Mitt Romney picked up the endorsement of yet another chief executive officer of a major U.S. company—and one who is on President Obama’s Council on Jobs and Competitiveness.
The Wall Street Journal reported Thursday that Intel chief executive officer Paul Otellini has endorsed the Republican nominee.
Despite his presence on the president’s job council, however, Ortellini has criticized the administration in the past pretty strongly, as noted by Human Events. In 2010, the Intel CEO blasted Democrats in Washington at an Aspen Forum event:
Otellini singled out the political state of affairs in Democrat-dominated Washington, saying: "I think this group does not understand what it takes to create jobs. And I think they’re flummoxed by their experiment in Keynesian economics not working."

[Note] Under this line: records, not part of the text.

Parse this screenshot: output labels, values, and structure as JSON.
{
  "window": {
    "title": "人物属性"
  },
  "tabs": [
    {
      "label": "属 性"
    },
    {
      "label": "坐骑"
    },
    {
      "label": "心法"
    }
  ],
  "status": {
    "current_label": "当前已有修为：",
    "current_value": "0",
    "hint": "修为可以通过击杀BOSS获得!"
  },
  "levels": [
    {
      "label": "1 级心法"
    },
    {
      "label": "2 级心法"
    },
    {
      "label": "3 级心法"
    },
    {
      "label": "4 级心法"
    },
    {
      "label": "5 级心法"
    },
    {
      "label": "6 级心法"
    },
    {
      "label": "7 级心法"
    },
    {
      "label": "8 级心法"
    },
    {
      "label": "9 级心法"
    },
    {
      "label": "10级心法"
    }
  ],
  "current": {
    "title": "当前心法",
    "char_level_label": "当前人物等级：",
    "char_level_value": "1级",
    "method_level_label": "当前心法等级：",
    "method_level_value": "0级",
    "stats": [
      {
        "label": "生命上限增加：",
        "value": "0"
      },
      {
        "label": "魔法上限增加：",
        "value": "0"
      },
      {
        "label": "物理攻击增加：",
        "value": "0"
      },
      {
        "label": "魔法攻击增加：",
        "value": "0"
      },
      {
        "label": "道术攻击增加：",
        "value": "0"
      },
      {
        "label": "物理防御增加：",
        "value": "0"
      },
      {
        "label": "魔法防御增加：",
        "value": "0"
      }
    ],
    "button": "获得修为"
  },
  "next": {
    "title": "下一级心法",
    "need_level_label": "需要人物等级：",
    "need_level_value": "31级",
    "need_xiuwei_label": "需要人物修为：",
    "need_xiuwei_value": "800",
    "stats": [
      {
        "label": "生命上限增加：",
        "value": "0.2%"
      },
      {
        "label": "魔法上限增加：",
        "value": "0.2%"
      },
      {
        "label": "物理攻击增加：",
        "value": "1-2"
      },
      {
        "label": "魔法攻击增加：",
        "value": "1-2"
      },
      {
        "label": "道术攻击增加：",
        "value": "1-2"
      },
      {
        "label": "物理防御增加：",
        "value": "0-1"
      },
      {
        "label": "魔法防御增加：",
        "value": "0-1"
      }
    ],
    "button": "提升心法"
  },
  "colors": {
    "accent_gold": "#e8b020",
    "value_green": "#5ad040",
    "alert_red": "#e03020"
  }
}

Since an unusually sharp downturn accelerated in late 2008, the Obama administration and its allies in the U.S. Congress have enacted trillions in deficit spending they say will create an economic stimulus but have not extended the Bush tax cuts and have pushed to levy extensive new health care and carbon regulations on businesses.
"They’re in a ‘Do’ loop right now trying to figure out what the answer is," Otellini said.
As a result, he said, "every business in America has a list of more variables than I’ve ever seen in my career." If variables like capital gains taxes and the R&D tax credit are resolved correctly, jobs will stay here, but if politicians make decisions "the wrong way, people will not invest in the United States. They’ll invest elsewhere."